I've always been fascinated in how the human mind deals with crises. How we gather the necessary tools and resources needed to fight our way through the most challenging of experiences, how easily we adapt to new circumstances once we've grown accustomed to them, and how, after the event, we can feel shockingly overwhelmed by what we have just been through - as though we have been forging through a wild storm, battered by the wind and falling debris, unable to lift our heads and take in fully what's going on around us; then, when the storm passes and the winds die down, and we are finally able to take stock, what we see all around us is startling, too much to process in one go.
This is what it has been like having breast cancer. Head down, focus, stay positive, be mindful...and then, post-treatment, the cautious raising of the eyes, glancing around at the landscape of my life...what is the same? What's changed? How do I feel now that breast cancer is part of my history?
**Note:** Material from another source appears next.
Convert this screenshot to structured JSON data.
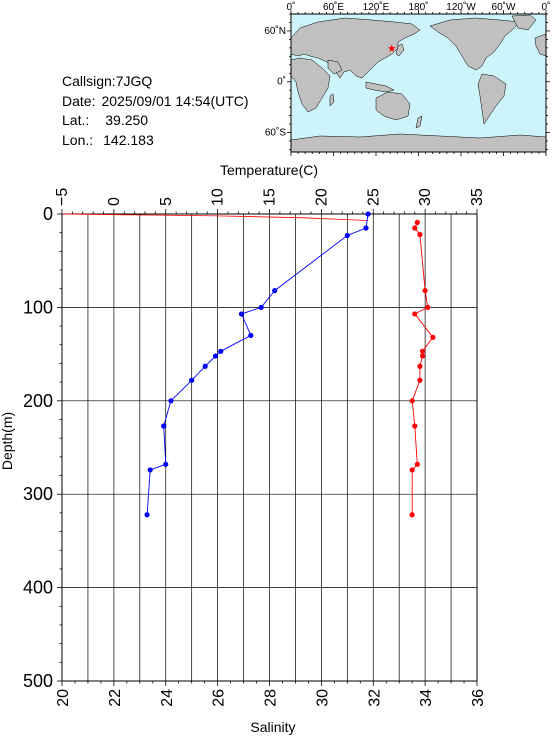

It's taken a couple of weeks to gather up the answers to these questions, to feel familiar with my life again. No more trips to the hospital other than for annual mammograms, no more nail biting waits in the run up to consultations over treatment options and lymph nodes and results and operations. No more ploughing every single ounce of trust and faith in my own survival into people who are basically strangers to me: a doctor, a surgeon, a radiographer, a nurse. No more feeling as though the rest of the world is getting on with their lives while I am treading water, being sick, recovering, holding on, waiting.
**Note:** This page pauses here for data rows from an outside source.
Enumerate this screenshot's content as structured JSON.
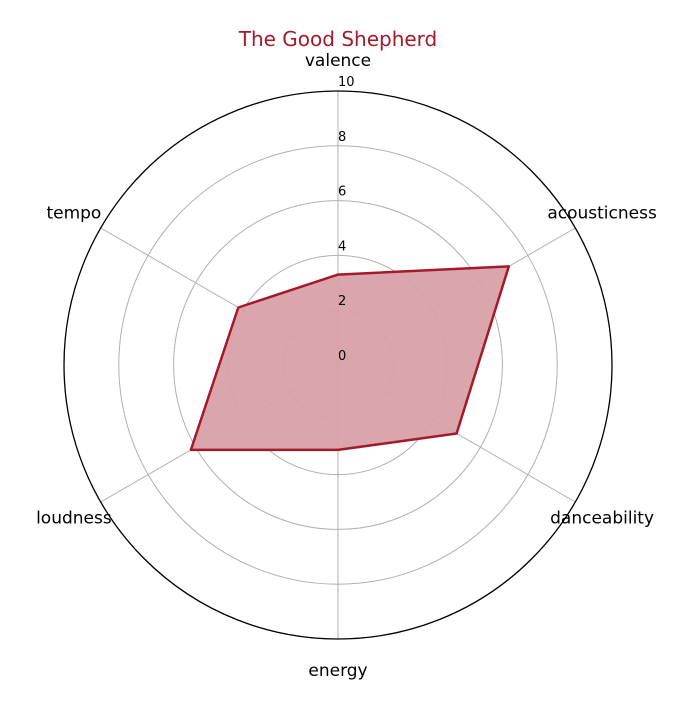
{
  "chart_data": {
    "type": "radar",
    "title": "The Good Shepherd",
    "axes": [
      "valence",
      "acousticness",
      "danceability",
      "energy",
      "loudness",
      "tempo"
    ],
    "series": [
      {
        "values": [
          3.3,
          7.2,
          5.0,
          3.1,
          6.2,
          4.2
        ]
      }
    ],
    "r_ticks": [
      0,
      2,
      4,
      6,
      8,
      10
    ],
    "r_range": [
      0,
      10
    ],
    "grid": true,
    "colors": {
      "line": "#a31a2a",
      "fill": "#d9a1a7",
      "title": "#a31a2a",
      "grid": "#b0b0b0",
      "frame": "#000000"
    }
  }
}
The aftermath then looks like this:
Physically, I have been so lucky. I had a lumpectomy and, now it's healed and the radiotherapy redness has started to fade, has left things looking pretty much how they were pre-cancer, albeit with the addition of a triangle of three tiny tattoos that marked out where the radiotherapy machine should target my body. I quite like these, they are little reminders of this time in my life when so much changed.
Mentally, I'm stronger. I learnt so many valuable lessons during these last six months, the most important ones being:
1. I am my own best friend. I have all the tools and strength I need to get through anything. I'm always tougher than I think.
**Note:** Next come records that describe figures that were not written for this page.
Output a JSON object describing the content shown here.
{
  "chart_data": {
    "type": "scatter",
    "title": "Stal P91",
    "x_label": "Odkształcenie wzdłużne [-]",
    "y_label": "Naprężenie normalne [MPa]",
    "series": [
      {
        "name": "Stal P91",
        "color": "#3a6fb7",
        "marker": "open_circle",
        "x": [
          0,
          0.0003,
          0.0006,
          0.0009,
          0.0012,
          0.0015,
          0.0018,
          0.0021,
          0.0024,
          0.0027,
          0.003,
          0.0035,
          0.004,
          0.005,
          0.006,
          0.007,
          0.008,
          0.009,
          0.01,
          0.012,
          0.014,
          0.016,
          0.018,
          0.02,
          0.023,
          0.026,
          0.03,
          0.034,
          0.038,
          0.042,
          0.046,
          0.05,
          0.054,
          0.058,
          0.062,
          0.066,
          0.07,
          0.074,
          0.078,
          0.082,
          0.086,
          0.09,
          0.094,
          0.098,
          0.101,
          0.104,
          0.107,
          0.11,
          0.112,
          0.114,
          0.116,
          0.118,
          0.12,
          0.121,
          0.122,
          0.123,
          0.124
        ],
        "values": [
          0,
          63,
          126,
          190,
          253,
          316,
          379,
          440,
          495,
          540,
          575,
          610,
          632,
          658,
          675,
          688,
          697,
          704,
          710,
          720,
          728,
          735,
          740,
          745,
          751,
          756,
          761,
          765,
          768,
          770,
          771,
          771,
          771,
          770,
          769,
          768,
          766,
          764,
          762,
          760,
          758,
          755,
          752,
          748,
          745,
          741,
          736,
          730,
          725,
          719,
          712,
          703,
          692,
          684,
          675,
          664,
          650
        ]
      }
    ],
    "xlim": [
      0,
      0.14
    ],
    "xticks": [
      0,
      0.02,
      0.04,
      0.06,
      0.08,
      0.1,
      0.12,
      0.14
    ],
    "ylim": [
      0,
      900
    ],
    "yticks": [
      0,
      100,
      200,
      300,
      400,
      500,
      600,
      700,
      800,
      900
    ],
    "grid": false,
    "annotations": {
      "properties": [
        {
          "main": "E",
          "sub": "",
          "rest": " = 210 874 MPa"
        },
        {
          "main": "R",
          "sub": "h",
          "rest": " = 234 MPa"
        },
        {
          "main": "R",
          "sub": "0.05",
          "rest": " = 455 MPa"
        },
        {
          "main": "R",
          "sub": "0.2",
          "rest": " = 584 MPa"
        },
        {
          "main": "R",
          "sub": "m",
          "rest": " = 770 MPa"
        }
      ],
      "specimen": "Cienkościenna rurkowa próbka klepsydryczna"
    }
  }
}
2. I have accepted my own mortality. Properly. I'm at peace with the fact that I will die one day. That's ok, I am no longer terrified of death.
3. We have choices in how we wish to perceive anything and everything. There is always a more helpful way of framing a situation, if you look hard enough to find it.
Emotionally, I'm at peace. I'm grateful, full of love, I'm so much more present. I am balanced. The present moment is such an amazing place to be, especially for someone like me who has spent so much of her life struggling with inner demons and self-destructive tendencies. Now, to put it simply, I do not sweat the small stuff. I know what matters. I am not distracted by meaningless nonsense that drags me away from what really counts in my world, which is: People. Nature. Sunshine. Family. Exercise. Good Food. Health.
Being diagnosed with breast cancer has ultimately been a turbulent rollercoaster of self-discovery. The last six months have been profound and I wouldn't change them or delete from my past, even if I could. How strange to think that the one thing I was most petrified of in the whole world (finding out that I had cancer) has actually brought me multiple gifts, a renewed sense of gratitude and mindfulness, strengthened relationships with those closest to me, and the eradication of the fearfulness I have been plagued by for all of my adult life.
In times of darkness, I will always remind myself of these lessons - that, following the storm, it may take a while to clear away the chaos but eventually things will look even more beautiful than they did before.